Die Ausstellung von E-Rechnungen ist im Jahr 2026 noch freiwillig. Ab dem 1. Januar 2027 wird eine Verpflichtung zur Ausstellung von E-Rechnungen an unternehmerische Auftraggeber für Unternehmen mit einem Vorjahresgesamtumsatz ab 800.000 Euro gelten, ab dem 1. Januar 2028 – bis auf wenige Ausnahmen – auch für alle übrigen Unternehmen.
Die Zusammenstellung der BStBK ist eine Sammlung häufiger Fragen rund um das Thema Einführung der E-Rechnung im B2B-Bereich in Deutschland. Sie soll einen kompakten Überblick über wichtige Gesichtspunkte rund um die E-Rechnung geben und dabei helfen, rechtliche Vorgaben, technische Grundlagen und die praktische Umsetzung besser zu verstehen.

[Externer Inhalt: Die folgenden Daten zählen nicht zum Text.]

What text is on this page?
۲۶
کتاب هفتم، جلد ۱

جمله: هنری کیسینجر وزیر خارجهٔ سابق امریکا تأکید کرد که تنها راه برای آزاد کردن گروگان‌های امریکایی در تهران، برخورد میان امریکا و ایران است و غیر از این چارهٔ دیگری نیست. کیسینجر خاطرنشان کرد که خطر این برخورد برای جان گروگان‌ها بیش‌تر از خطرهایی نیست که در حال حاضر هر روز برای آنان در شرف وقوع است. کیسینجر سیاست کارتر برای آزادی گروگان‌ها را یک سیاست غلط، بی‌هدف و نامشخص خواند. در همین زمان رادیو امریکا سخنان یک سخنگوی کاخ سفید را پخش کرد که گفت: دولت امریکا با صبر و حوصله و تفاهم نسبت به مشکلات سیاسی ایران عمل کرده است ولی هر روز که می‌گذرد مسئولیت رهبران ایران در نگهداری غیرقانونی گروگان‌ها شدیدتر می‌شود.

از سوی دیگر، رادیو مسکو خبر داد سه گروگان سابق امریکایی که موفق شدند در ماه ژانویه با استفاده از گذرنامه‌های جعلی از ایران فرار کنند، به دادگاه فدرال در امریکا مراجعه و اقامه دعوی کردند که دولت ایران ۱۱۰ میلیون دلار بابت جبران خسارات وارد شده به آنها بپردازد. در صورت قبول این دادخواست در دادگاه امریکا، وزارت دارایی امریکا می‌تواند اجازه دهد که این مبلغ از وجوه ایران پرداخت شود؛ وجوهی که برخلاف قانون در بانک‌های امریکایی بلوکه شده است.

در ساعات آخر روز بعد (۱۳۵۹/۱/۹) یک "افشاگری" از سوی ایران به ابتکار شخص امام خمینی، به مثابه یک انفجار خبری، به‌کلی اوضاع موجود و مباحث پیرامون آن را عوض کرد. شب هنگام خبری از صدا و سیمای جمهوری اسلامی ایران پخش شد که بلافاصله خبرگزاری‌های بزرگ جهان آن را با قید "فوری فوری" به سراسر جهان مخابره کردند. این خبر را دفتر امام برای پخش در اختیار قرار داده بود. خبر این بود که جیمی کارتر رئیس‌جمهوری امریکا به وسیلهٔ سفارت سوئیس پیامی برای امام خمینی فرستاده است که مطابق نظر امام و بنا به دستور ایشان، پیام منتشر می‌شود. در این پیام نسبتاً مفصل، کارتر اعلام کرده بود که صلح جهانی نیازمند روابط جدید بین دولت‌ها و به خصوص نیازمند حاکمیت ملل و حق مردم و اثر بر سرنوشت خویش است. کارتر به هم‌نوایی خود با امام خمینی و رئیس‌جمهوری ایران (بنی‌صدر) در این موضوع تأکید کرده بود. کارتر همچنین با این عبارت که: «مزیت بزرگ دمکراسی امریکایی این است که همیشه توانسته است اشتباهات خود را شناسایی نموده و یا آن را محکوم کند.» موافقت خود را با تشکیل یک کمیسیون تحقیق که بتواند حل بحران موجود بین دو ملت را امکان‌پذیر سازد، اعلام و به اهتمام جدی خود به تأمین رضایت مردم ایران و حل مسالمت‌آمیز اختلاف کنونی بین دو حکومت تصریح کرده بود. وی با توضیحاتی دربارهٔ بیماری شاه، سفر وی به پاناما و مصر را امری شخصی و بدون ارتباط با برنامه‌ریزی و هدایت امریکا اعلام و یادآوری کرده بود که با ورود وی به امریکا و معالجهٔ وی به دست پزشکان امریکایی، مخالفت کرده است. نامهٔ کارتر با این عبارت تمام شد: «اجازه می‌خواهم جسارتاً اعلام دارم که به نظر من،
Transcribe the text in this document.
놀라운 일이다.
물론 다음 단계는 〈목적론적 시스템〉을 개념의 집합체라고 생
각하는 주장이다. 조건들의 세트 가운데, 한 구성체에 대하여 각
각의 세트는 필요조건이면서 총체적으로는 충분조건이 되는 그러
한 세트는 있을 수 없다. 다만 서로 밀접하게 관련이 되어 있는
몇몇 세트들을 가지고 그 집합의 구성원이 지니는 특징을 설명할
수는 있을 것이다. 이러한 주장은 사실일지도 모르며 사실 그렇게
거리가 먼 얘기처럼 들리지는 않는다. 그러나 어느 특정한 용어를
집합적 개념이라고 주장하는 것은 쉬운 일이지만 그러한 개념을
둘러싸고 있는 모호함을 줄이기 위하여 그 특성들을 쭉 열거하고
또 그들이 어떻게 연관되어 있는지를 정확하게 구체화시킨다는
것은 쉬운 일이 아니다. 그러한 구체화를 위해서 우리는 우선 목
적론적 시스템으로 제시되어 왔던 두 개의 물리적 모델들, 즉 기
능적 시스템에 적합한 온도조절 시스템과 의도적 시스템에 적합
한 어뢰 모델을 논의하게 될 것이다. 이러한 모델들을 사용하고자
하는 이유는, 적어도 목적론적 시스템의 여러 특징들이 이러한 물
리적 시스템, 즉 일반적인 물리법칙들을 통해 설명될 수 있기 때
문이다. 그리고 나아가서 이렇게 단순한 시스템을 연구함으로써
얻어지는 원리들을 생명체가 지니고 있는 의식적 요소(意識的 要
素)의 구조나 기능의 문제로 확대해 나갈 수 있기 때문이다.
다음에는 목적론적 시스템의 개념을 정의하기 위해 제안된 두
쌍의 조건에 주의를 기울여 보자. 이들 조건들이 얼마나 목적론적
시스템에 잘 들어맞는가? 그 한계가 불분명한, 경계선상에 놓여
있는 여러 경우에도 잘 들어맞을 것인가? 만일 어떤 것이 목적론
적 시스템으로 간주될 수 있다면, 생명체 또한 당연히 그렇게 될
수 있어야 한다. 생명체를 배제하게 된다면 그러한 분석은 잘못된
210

Inhalte und praktische Umsetzung der FAQ
Schwerpunkte der FAQ der BStBK zur Einführung der verpflichtenden E-Rechnung für Umsätze zwischen inländischen Unternehmern liegen auf der praktischen Umsetzung in den E-Rechnungs-Eingangsprozessen: Empfang, technische und inhaltliche Prüfung, Kontierung, Zahlungsanweisung, Beanstandungen von E-Rechnungen sowie in den E-Rechnungs-Ausgangsprozessen: inhaltliche Grundlage, syntaktische Erstellung, Versand, Berichtigungen, Besonderheiten bei Barzahlung, Dauerrechnungen, Anzahlungen und Schlussrechnungen.
Der FAQ-Katalog steht auf der Webseite der BStBK zur Verfügung.